The statistics about Darfur, ravaged by civil war since early 2003, are so huge that they almost lose their meaning: as many as 400,000 dead and 2.5 million homeless, with 200,000 refugees in neighboring Chad.

Heinemann praises the Bush administration for labeling the carnage as “genocide,” but adds, “Still more needs to be done.”

Things have brightened a bit recently. Rival factions have settled a long-standing conflict in southern Sudan, and a new government has taken power in Khartoum. But Darfur, in the eastern part of the country, continues to boil, and life remains extremely hazardous for refugees crammed into unsafe and unsanitary camps. A United Nations spokesman described the danger: “The people are still very, very afraid of the activities of the militias.
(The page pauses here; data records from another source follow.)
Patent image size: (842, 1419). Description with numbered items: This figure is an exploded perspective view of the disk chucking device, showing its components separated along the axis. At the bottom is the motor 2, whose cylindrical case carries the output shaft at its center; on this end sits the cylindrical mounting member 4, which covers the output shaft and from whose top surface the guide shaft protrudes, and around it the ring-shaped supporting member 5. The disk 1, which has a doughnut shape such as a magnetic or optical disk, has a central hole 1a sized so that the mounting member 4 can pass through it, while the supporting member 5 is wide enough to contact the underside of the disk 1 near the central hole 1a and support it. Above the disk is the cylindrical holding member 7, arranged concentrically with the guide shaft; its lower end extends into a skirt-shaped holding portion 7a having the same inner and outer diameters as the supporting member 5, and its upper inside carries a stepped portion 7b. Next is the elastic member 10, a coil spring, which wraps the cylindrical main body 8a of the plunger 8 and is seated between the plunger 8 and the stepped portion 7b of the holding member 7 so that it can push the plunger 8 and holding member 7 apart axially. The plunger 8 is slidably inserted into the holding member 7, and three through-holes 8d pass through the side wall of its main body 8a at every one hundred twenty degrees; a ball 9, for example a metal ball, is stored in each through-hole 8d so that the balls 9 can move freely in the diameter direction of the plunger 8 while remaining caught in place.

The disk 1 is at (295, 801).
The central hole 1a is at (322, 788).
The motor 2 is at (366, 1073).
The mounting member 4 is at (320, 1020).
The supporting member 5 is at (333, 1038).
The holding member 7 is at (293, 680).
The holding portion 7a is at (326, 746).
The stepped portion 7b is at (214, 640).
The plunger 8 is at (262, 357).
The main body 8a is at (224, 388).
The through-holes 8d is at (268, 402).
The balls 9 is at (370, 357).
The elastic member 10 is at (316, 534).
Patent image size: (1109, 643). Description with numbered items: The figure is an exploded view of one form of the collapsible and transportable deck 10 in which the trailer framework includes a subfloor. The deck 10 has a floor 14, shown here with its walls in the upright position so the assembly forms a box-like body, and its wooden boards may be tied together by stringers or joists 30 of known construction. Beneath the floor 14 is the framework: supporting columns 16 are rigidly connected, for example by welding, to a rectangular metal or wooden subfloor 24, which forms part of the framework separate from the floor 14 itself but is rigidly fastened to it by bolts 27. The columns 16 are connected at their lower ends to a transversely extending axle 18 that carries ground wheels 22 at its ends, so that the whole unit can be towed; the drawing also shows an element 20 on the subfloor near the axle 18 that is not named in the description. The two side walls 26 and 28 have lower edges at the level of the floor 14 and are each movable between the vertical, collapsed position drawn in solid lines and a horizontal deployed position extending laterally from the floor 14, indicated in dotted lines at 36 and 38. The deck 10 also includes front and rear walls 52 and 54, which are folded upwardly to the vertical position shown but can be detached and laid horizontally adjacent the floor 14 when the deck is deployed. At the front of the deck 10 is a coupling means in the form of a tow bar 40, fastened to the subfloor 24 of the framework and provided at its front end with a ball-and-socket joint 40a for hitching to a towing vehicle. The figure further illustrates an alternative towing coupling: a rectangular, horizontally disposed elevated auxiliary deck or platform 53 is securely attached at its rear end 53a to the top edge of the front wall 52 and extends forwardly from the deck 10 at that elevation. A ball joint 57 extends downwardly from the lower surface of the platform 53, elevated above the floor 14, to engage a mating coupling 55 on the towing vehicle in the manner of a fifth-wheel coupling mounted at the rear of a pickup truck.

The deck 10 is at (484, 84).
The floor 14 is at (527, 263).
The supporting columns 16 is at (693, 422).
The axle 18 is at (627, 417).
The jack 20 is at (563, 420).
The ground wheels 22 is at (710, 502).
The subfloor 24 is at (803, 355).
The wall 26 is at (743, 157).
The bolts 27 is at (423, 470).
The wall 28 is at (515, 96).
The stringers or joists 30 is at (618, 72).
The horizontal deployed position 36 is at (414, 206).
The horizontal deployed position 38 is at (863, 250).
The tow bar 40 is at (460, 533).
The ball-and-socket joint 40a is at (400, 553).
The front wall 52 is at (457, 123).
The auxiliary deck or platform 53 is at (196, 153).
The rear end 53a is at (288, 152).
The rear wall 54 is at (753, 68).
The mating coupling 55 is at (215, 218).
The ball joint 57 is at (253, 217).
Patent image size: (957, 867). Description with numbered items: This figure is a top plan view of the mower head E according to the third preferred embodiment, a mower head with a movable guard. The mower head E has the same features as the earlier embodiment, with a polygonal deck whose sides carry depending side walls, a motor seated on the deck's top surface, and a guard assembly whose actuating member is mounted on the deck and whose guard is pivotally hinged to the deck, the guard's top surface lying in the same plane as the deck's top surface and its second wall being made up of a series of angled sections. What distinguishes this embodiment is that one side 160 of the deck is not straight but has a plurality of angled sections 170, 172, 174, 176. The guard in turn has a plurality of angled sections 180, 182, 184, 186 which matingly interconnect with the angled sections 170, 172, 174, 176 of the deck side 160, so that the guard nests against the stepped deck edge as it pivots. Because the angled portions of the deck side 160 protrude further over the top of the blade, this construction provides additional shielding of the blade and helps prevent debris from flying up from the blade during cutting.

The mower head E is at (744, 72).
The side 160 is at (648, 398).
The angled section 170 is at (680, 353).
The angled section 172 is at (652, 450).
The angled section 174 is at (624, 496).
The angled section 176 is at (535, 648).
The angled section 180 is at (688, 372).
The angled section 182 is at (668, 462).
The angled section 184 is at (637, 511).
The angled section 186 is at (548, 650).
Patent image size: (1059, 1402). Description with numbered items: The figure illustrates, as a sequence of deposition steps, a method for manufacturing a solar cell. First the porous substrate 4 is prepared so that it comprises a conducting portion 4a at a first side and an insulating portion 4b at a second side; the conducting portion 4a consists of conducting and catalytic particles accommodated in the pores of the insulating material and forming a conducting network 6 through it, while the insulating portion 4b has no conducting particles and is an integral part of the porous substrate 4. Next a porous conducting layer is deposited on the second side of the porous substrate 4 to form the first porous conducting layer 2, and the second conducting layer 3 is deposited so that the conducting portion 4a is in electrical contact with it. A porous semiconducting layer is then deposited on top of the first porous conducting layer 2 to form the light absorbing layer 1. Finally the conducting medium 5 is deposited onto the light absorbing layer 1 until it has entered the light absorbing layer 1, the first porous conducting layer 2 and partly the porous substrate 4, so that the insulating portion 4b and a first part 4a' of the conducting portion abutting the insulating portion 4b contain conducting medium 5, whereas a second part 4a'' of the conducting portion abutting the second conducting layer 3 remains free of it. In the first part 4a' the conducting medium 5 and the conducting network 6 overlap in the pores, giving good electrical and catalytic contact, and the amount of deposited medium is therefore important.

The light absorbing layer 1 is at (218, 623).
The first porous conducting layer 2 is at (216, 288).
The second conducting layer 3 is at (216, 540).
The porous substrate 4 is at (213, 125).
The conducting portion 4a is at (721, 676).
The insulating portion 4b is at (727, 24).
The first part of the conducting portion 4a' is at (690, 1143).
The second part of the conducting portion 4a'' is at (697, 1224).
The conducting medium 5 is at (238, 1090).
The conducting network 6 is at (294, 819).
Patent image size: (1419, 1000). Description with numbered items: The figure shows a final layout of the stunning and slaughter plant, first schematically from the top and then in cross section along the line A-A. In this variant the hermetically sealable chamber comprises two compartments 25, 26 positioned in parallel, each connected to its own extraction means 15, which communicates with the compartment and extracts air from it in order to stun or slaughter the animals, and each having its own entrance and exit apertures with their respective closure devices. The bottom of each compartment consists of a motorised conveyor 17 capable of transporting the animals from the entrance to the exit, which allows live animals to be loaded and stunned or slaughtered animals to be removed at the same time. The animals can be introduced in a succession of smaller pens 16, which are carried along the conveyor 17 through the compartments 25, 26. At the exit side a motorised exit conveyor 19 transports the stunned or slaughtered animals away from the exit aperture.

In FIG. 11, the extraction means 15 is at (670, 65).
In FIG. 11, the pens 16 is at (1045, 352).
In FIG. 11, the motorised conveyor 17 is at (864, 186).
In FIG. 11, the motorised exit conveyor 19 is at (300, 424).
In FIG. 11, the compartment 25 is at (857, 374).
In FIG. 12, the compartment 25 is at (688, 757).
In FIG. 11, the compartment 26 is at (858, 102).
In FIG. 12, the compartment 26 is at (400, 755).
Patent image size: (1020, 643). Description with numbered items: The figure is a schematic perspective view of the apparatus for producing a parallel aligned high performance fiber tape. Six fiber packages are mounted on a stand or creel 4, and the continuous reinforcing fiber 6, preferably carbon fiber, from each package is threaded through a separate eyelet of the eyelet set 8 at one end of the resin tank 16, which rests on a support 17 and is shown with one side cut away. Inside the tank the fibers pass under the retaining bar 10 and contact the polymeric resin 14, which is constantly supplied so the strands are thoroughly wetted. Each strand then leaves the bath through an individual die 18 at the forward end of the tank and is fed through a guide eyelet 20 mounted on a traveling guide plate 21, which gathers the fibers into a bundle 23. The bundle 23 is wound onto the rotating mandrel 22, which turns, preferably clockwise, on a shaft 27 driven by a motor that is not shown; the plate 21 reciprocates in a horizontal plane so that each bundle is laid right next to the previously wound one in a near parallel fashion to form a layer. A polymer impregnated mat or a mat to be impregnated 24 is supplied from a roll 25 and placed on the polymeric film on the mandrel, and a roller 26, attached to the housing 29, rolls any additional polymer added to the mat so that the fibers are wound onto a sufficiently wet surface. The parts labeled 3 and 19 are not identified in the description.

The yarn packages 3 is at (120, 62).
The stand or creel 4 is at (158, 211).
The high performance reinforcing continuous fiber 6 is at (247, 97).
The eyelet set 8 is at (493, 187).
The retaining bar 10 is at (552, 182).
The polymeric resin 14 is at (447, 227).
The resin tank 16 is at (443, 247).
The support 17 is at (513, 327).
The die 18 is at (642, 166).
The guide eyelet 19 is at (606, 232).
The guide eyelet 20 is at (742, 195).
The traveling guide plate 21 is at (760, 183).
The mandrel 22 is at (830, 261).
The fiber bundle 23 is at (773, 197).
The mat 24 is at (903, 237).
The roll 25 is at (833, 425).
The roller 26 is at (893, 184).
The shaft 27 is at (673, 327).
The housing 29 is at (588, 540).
There is a lot of banditry going on in Darfur.”

The most pressing issue is the role of the 3,000 troops from African countries now patrolling the region. More are needed, says Heinemann, and their mandate must be broadened. Presently they act mainly as observers, without authority to use their arms to protect civilians. And those civilians badly need protection, particularly women who fear capture and rape by roving marauders. Even international aid workers are constantly at risk.

American and NATO forces are providing logistical support for the Africans, but there’s no appetite in the West for direct military involvement. Apparently there’s no appetite for confronting China, either, which gets 6 percent of its oil from the Sudan and threatens to block resolutions that would deepen the international commitment to Darfur.

That’s why Heinemann is right when she says that more needs to be done.

But as Colleen Connors, the banner lady, observes, Darfur is an easy place to shove aside: “It’s far away, and a lot of the names are hard to pronounce.” TV cameras don’t get there very often, and when they do, the murky tribal politics of the region are almost impossible to explain.